The premium tends to be the one item in an insurance quote that insureds and agents alike focus on. However, lawsuits can ensue when the premium is right but the coverage the policy provides is not correct.
The owners of an Oregon sawmill obtained commercial property coverage through a local insurance agency. During the renewal process in 2015, the agency told the owners they could lower their Business Income coverage premium by excluding coverage for ordinary payroll expenses. Should the sawmill be shut down because of a fire, the agent said, hourly workers would be laid off and their payroll expenses would not continue. By excluding ordinary payroll, the owners could purchase a lower Business Income limit without fear of incurring a coinsurance penalty.
The agency sent applications to a wholesale broker who in turn obtained a quote from a surplus lines insurance carrier. The quote, which the wholesaler forwarded to the retail agent, did not mention an exclusion for ordinary payroll from the Business Income coverage. It also did not include the ⅙ Monthly Limit of Indemnity option that was in the retail agent’s submission. This option suspends the Business Income Coverage Form’s coinsurance condition.
The carrier later claimed that the computer file containing the wholesaler’s submission had become corrupted and they had trouble opening it. Regardless, a few days later the carrier sent the wholesaler a quote, which the wholesaler sent to the retail agent and the agent presented to the insured.
None of the parties involved noticed the missing ordinary payroll exclusion and monthly limit of indemnity. The carrier issued the policy in September 2015 without those provisions.
A fire damaged the sawmill in 2016 and the owners submitted insurance claims for loss of business income. The carrier applied a substantial coinsurance penalty to its payment calculation because the purchased limit was well below that required under the policy condition. The agent asked the carrier to retroactively add the ordinary payroll exclusion and monthly limit, but the carrier declined to do so. The insured received an amount equal to only 53% of their losses.
The insured sued the retail agent for $3 million, and the agent asked the wholesaler to indemnity them under the terms of the contract between the two. The wholesaler declined, and the retailer sued them. A jury ordered the retailer to pay the insured $2.2 million in damages for negligence and breach of contract in obtaining the Business Income coverage. It also found that the wholesaler had no duty to indemnify the retailer. The retail agent appealed the decision on the indemnification question.
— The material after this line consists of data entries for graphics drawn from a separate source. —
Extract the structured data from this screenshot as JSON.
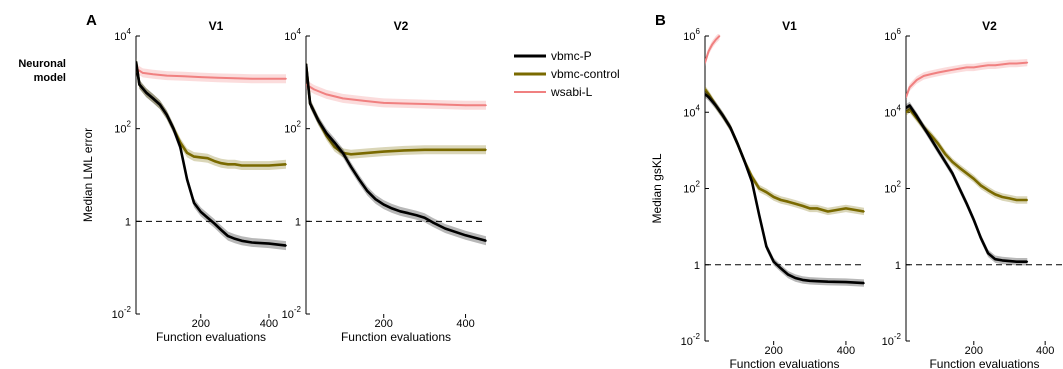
{
  "row_label": [
    "Neuronal",
    "model"
  ],
  "legend": [
    {
      "label": "vbmc-P",
      "color": "#000000"
    },
    {
      "label": "vbmc-control",
      "color": "#7a6a00"
    },
    {
      "label": "wsabi-L",
      "color": "#f08080"
    }
  ],
  "chart_data": [
    {
      "type": "line",
      "panel_letter": "A",
      "title": "V1",
      "xlabel": "Function evaluations",
      "ylabel": "Median LML error",
      "yscale": "log",
      "xlim": [
        10,
        450
      ],
      "ylim": [
        0.01,
        10000
      ],
      "xticks": [
        200,
        400
      ],
      "yticks": [
        0.01,
        1,
        100,
        10000
      ],
      "yticklabels": [
        [
          "10",
          "-2"
        ],
        [
          "1",
          ""
        ],
        [
          "10",
          "2"
        ],
        [
          "10",
          "4"
        ]
      ],
      "reference_line": 1,
      "series": [
        {
          "name": "vbmc-P",
          "x": [
            10,
            20,
            40,
            60,
            80,
            100,
            120,
            140,
            160,
            180,
            200,
            220,
            240,
            260,
            280,
            300,
            320,
            350,
            400,
            450
          ],
          "y": [
            2800,
            900,
            600,
            450,
            330,
            200,
            100,
            40,
            8,
            2.5,
            1.6,
            1.2,
            0.9,
            0.65,
            0.48,
            0.42,
            0.38,
            0.35,
            0.33,
            0.3
          ]
        },
        {
          "name": "vbmc-control",
          "x": [
            10,
            20,
            40,
            60,
            80,
            100,
            120,
            140,
            160,
            180,
            200,
            220,
            240,
            260,
            280,
            300,
            320,
            350,
            400,
            450
          ],
          "y": [
            2800,
            900,
            600,
            450,
            330,
            200,
            100,
            50,
            30,
            25,
            24,
            23,
            20,
            18,
            17,
            17,
            16,
            16,
            16,
            17
          ]
        },
        {
          "name": "wsabi-L",
          "x": [
            10,
            30,
            60,
            100,
            150,
            200,
            250,
            300,
            350,
            400,
            450
          ],
          "y": [
            2000,
            1600,
            1500,
            1400,
            1350,
            1300,
            1250,
            1220,
            1200,
            1200,
            1200
          ]
        }
      ]
    },
    {
      "type": "line",
      "title": "V2",
      "xlabel": "Function evaluations",
      "ylabel": "",
      "yscale": "log",
      "xlim": [
        10,
        450
      ],
      "ylim": [
        0.01,
        10000
      ],
      "xticks": [
        200,
        400
      ],
      "yticks": [
        0.01,
        1,
        100,
        10000
      ],
      "yticklabels": [
        [
          "10",
          "-2"
        ],
        [
          "1",
          ""
        ],
        [
          "10",
          "2"
        ],
        [
          "10",
          "4"
        ]
      ],
      "reference_line": 1,
      "series": [
        {
          "name": "vbmc-P",
          "x": [
            10,
            20,
            40,
            60,
            80,
            100,
            120,
            140,
            160,
            180,
            200,
            220,
            240,
            260,
            280,
            300,
            320,
            350,
            400,
            450
          ],
          "y": [
            2500,
            350,
            150,
            80,
            50,
            30,
            15,
            8,
            4.5,
            3,
            2.3,
            1.9,
            1.65,
            1.5,
            1.35,
            1.2,
            0.95,
            0.7,
            0.5,
            0.38
          ]
        },
        {
          "name": "vbmc-control",
          "x": [
            10,
            20,
            40,
            60,
            80,
            100,
            120,
            160,
            200,
            250,
            300,
            350,
            400,
            450
          ],
          "y": [
            2500,
            350,
            150,
            70,
            40,
            30,
            28,
            30,
            32,
            34,
            35,
            35,
            35,
            35
          ]
        },
        {
          "name": "wsabi-L",
          "x": [
            10,
            30,
            60,
            100,
            150,
            200,
            250,
            300,
            350,
            400,
            450
          ],
          "y": [
            900,
            700,
            550,
            450,
            400,
            360,
            350,
            340,
            330,
            320,
            320
          ]
        }
      ]
    },
    {
      "type": "line",
      "panel_letter": "B",
      "title": "V1",
      "xlabel": "Function evaluations",
      "ylabel": "Median gsKL",
      "yscale": "log",
      "xlim": [
        10,
        450
      ],
      "ylim": [
        0.01,
        1000000
      ],
      "xticks": [
        200,
        400
      ],
      "yticks": [
        0.01,
        1,
        100,
        10000,
        1000000
      ],
      "yticklabels": [
        [
          "10",
          "-2"
        ],
        [
          "1",
          ""
        ],
        [
          "10",
          "2"
        ],
        [
          "10",
          "4"
        ],
        [
          "10",
          "6"
        ]
      ],
      "reference_line": 1,
      "series": [
        {
          "name": "vbmc-P",
          "x": [
            10,
            20,
            40,
            60,
            80,
            100,
            120,
            140,
            160,
            180,
            200,
            220,
            240,
            260,
            280,
            300,
            320,
            350,
            400,
            450
          ],
          "y": [
            30000,
            25000,
            15000,
            8000,
            4000,
            1500,
            500,
            150,
            20,
            3,
            1.2,
            0.8,
            0.55,
            0.45,
            0.4,
            0.38,
            0.37,
            0.36,
            0.35,
            0.33
          ]
        },
        {
          "name": "vbmc-control",
          "x": [
            10,
            20,
            40,
            60,
            80,
            100,
            120,
            140,
            160,
            180,
            200,
            220,
            240,
            260,
            280,
            300,
            320,
            350,
            400,
            450
          ],
          "y": [
            40000,
            30000,
            15000,
            8000,
            4000,
            1500,
            500,
            200,
            100,
            80,
            60,
            50,
            45,
            40,
            35,
            30,
            30,
            25,
            30,
            25
          ]
        },
        {
          "name": "wsabi-L",
          "x": [
            10,
            20,
            30,
            40,
            50
          ],
          "y": [
            200000,
            400000,
            600000,
            800000,
            1000000
          ]
        }
      ]
    },
    {
      "type": "line",
      "title": "V2",
      "xlabel": "Function evaluations",
      "ylabel": "",
      "yscale": "log",
      "xlim": [
        10,
        450
      ],
      "ylim": [
        0.01,
        1000000
      ],
      "xticks": [
        200,
        400
      ],
      "yticks": [
        0.01,
        1,
        100,
        10000,
        1000000
      ],
      "yticklabels": [
        [
          "10",
          "-2"
        ],
        [
          "1",
          ""
        ],
        [
          "10",
          "2"
        ],
        [
          "10",
          "4"
        ],
        [
          "10",
          "6"
        ]
      ],
      "reference_line": 1,
      "series": [
        {
          "name": "vbmc-P",
          "x": [
            10,
            20,
            40,
            60,
            80,
            100,
            120,
            140,
            160,
            180,
            200,
            220,
            240,
            260,
            280,
            300,
            320,
            350
          ],
          "y": [
            13000,
            15000,
            8000,
            4000,
            2000,
            1000,
            500,
            250,
            100,
            40,
            15,
            5,
            2,
            1.4,
            1.3,
            1.25,
            1.2,
            1.2
          ]
        },
        {
          "name": "vbmc-control",
          "x": [
            10,
            20,
            40,
            60,
            80,
            100,
            120,
            140,
            160,
            180,
            200,
            220,
            240,
            260,
            280,
            300,
            320,
            350
          ],
          "y": [
            10000,
            12000,
            7000,
            4000,
            2500,
            1500,
            800,
            500,
            350,
            250,
            180,
            120,
            90,
            70,
            60,
            55,
            50,
            50
          ]
        },
        {
          "name": "wsabi-L",
          "x": [
            10,
            20,
            40,
            60,
            80,
            100,
            120,
            140,
            160,
            180,
            200,
            220,
            240,
            260,
            280,
            300,
            320,
            350
          ],
          "y": [
            25000,
            45000,
            70000,
            90000,
            100000,
            110000,
            120000,
            130000,
            140000,
            150000,
            150000,
            160000,
            170000,
            170000,
            180000,
            190000,
            190000,
            200000
          ]
        }
      ]
    }
  ]
}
The appeals court upheld the verdict. The insured’s losses, the judge wrote, were not necessarily related to the wholesaler’s failure to give the carrier a readable file including the request for a monthly limit of indemnity. “Based on our review of the record,” he wrote, “the jury could also have found that Saratoga’s claims for damages against Ward arose entirely out of … Ward’s own negligence in, among other things, failing to exclude ordinary payroll from the insurance application.” Since the jury could have plausibly reached this conclusion, the judge ruled that their verdict was not incorrect.
This problem occurred because apparently no one checked either the quote or the policy against the original applications to see if there were differences. Had the retail agent conducted a careful review of both, the absence of the ordinary payroll exclusion would have been apparent. That would have supported the purchase of a reduced limit and lowered the risk of a coinsurance penalty. The Monthly Limit of Indemnity option would have suspended the coinsurance condition altogether, but it appears that no one checked for that, either. Instead, the problems came to light only after a fire occurred, and that is the wrong time to find out.
When business owners are shopping for insurance, they are naturally focused on its cost. It is the agent’s job to at least remind them of the importance of coverage. If the agent does not check to make sure the requested coverage is in place, the insured might not check either. This agency’s failure to do a quality check cost it a very large jury award.
It was not disclosed of how much E&O coverage this agency had, but if it had only a $1 million of coverage, then the agency would have to cover the additional $1.2 million out of their own funds. Some agencies may still have a $1 million dollar policy because this is all that some carriers require, however this is like getting minimum auto insurance liability. Every agency owner is at risk for exhausting their E&O limits, but the ones who have higher limits are much less at risk than those with a very low $1 million limit.